Voorts en eveneens ten overvloede overweegt het hof dat [appellant] bij gelegenheid van de mondelinge behandeling in hoger beroep nadrukkelijk en bij herhaling heeft verklaard tot op de dag van vandaag te kampen met , of althans te worden beperkt, door problemen van psychosociale aard. Ingevolge artikel 5.4.3. van het toepasselijke procesreglement wordt een verzoeker met psychosociale problemen in beginsel alleen toegelaten tot de schuldsaneringsregeling, indien aannemelijk is dat deze problemen al enige tijd beheersbaar zijn, in die zin dat de verzoeker zich in maatschappelijk opzicht staande weet te houden en voldoende hulp of een voldoende sociaal vangnet aanwezig is.
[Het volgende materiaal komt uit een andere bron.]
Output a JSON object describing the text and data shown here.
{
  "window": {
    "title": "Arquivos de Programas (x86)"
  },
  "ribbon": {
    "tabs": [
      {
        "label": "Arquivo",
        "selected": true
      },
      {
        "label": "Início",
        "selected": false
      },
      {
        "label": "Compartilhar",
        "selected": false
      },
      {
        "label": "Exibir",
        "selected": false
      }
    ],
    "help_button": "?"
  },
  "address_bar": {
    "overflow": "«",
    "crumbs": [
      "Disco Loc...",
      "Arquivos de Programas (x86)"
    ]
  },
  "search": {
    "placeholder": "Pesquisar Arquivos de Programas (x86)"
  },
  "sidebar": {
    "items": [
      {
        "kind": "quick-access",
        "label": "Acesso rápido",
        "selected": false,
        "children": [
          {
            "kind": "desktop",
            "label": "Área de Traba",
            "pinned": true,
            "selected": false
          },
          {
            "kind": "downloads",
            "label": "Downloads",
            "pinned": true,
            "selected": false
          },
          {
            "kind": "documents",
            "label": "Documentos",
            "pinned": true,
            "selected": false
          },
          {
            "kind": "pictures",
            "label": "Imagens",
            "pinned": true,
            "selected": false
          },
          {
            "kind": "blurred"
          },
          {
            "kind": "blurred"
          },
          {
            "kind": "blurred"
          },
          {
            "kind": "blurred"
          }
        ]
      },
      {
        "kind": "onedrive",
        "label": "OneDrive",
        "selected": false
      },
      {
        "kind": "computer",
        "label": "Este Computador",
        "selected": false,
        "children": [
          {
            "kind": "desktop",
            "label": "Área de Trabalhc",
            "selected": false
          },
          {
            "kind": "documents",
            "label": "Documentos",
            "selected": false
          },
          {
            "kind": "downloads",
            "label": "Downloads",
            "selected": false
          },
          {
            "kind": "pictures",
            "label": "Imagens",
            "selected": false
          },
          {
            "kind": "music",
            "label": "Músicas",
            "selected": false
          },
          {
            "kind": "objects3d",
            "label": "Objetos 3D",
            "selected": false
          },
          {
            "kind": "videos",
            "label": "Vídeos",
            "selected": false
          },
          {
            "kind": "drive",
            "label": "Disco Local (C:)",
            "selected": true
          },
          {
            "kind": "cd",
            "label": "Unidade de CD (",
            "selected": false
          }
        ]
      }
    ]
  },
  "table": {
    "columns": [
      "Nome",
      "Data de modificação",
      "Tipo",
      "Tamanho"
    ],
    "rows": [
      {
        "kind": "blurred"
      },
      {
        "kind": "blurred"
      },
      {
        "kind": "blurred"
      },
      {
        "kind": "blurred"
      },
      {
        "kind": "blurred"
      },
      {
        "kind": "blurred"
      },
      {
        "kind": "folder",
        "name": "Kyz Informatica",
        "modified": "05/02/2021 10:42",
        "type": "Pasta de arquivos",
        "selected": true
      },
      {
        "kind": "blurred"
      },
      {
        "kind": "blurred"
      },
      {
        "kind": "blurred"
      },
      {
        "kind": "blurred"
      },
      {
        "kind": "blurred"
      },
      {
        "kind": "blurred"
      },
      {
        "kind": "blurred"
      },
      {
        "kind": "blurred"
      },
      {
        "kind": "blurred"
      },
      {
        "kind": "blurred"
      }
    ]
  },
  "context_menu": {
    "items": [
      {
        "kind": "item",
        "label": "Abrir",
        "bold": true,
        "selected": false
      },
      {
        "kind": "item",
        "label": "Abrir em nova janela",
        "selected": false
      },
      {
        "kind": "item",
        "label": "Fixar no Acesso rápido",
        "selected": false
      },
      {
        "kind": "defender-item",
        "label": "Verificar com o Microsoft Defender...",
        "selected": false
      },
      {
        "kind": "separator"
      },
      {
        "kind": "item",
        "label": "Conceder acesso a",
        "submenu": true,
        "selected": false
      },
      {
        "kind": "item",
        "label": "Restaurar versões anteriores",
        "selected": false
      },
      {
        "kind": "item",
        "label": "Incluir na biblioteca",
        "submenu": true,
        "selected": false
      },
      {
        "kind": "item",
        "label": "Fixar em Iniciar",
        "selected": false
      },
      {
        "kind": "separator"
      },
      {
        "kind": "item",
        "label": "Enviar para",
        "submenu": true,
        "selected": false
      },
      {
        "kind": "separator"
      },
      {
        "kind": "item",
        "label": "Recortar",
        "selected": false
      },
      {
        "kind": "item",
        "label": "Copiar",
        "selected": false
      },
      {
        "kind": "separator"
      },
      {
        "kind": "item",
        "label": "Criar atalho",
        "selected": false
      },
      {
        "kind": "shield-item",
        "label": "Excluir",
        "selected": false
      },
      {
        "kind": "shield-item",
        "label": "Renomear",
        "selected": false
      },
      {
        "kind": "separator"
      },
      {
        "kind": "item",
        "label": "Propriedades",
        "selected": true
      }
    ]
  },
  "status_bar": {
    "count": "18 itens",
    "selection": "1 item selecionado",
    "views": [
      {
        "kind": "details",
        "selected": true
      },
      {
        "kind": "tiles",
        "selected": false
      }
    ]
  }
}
Dat de psychosociale problemen beheersbaar zijn, dient te worden bevestigd door een hulpverlener of door een hulpverlenende instantie. Een dergelijke verklaring is door [appellant] evenwel niet overgelegd. Het hof is op grond hiervan dan ook van oordeel dat (niet) voldoende aannemelijk is gemaakt dat [appellant] de uit de schuldsaneringsregeling voortvloeiende verplichtingen naar behoren zal (kunnen) nakomen en zich zal (kunnen) inspannen zoveel mogelijk baten voor de boedel te verwerven door ten minste 36 uur betaalde werkzaamheden te verrichten.
3.6.5.
Het vonnis waarvan beroep, waarbij in plaats van een niet-ontvankelijkverklaring het verzoek is afgewezen, zal worden vernietigd en [appellant] wordt alsnog niet-ontvankelijk verklaard in zijn verzoek, zij het op andere gronden dan waarop de afwijzing van de rechtbank berustte.
4. De uitspraak
Het hof:
vernietigt het vonnis waarvan beroep en, opnieuw rechtdoende, verklaart [appellant] niet-ontvankelijk in zijn verzoek.
Dit arrest is gewezen door mrs. L.Th.L.G. Pellis, P.J.M. Bongaarts en J.H.Th. Veldman en in het openbaar uitgesproken op 1 december 2015.